Sermons

Summary: What makes feet beautiful is when they become leathery, dusty, gnarled in taking the Gospel across the street… across the fence post… we must go across our community… across the country… and across the continents.

Ignaz Philipp Semmelweis (July 1, 1818 – August 13, 1865) was a Hungarian physician now known as an early pioneer of antiseptic procedures. He is known as the savior of the mothers. His story was portrayed in a 1938 movie, That Mothers Might Live, that won an Academy Award. Philip was born into a world of dying women. In his day, 1 in 6 women died in childbirth. His desire to know the reason for the high death rate led him to become a physician. He discovered that these women were dying of something called “childbed fever.” Studying the way doctors worked in his day, he discovered something that we would consider appalling. When the doctors began their shift, they often went first to the morgue to do autopsies. Because they did not understand germs and bacteria, they did not wash their hands as they moved to the maternity ward. As they delivered children, they were killing the mothers. Philip began to experiment with washing his hands. He encouraged his colleagues to wash their hands in a chlorine solution. Immediately the maternal death rate dropped from 1 in 6 to 1 in 50 among their patients. Yet, many patients remained skeptical of this simple solution.

Finally, Philip spoke to a convention of his colleagues: “This fever is caused by decomposed material conveyed to a wound. I have shown how it could be prevented. I have proven all I have said. But while we talk, talk, talk gentlemen, women are dying. I’m not asking you to anything world shaking, I’m asking you only to wash. For God’s sake, wash your hands.” But they laughed him to scorn. Philip died insane at the age of 47 with the death rattle of a thousand women in his ears.

We continue our series this morning, Seven Practices of a Healthy Christian, as I want to discuss with you something equally simple as washing your hands. I want to talk about Developing a Passion for Others. This series began with the heart where our greatest pleasure… our greatest satisfaction is found in Jesus Christ. The worship of Him isn’t just a duty; it is a delight. And the practices continue with your feet. It’s with the heart we worship Christ and with our feet that we are sent to commend to others our joy we have found in Christ. Both the heart and the feet demonstrate that Christianity is not to be practiced with listless apathy. The heart and the feet are set on fire for a passion to spread the supremacy of God in our community, in our country, and to the continents.

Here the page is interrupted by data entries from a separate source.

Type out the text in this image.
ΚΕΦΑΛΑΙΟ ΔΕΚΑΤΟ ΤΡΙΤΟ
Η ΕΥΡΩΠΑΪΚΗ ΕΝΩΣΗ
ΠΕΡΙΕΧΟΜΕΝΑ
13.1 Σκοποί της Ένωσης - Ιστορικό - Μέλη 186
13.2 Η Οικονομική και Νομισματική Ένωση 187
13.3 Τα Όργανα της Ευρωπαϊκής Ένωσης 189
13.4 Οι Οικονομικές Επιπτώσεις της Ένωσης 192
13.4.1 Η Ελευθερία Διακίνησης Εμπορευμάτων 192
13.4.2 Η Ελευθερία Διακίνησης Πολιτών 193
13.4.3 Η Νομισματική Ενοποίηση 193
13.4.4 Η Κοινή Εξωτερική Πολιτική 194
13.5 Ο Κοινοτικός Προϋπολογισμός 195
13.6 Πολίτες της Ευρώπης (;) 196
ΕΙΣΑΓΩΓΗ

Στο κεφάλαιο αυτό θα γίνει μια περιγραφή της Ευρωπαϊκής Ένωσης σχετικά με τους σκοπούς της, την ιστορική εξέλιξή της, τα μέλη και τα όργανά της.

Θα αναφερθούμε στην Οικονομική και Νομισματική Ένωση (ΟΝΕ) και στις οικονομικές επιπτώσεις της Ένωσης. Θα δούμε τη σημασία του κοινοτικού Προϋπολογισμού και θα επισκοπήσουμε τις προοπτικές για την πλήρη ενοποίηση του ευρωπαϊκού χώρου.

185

Today’s Big Idea: We Exist to Spread the Supremacy of Christ to All People.

I have one HUGE assumption I am operating under this morning: There is no Christian faith without Christian conversion. Conversion is turning to God. It’s the process where we turn from our sin in repentance and turn to God through faith in Christ’s death on the cross. Conversion is the only way we can enter the family of God. And this act of change… this conversion… is a supernatural act of God. It’s where God touches deep inside of us and completely changes us and makes him us. The change that a person experiences is solely by the kindness and mercy of God. Consequently, only two categories matter spiritually speaking: you are saved or lost. You are on the inside of God’s grace or you are still on the outside of His grace. You are a believer or non-believer… You are in Christ’s kingdom or in the kingdom of darkness. He does the work of saving and he doesn’t call on us to do anything to add to His grace, mercy, and kindness. The Bible says it this way: “he saved us, not because of works done by us in righteousness, but according to his own mercy, by the washing of regeneration and renewal of the Holy Spirit” (Titus 3:5). There’s no need to attempt to assist His grace. God’s grace single-handily accomplishes what He intends it to achieve. Conversion is the doorway to house of the Christian faith. So here again is my assumption: You cannot practice the Christian faith without entering the doorway of conversion. For the next few moments I want to drill down into Romans 10 to best see how we can use our feet to share the Gospel with others.

“For ‘everyone who calls on the name of the Lord will be saved.’ 14 How then will they call on him in whom they have not believed? And how are they to believe in him of whom they have never heard? And how are they to hear without someone preaching? 15 And how are they to preach unless they are sent? As it is written, ‘How beautiful are the feet of those who preach the good news!’ 16 But they have not all obeyed the gospel. For Isaiah says, ‘Lord, who has believed what he has heard from us?’ 17 So faith comes from hearing, and hearing through the word of Christ. 18 But I ask, have they not heard? Indeed they have, for ‘Their voice has gone out to all the earth, and their words to the ends of the world.’ 19 But I ask, did Israel not understand? First Moses says, ‘I will make you jealous of those who are not a nation; with a foolish nation I will make you angry.’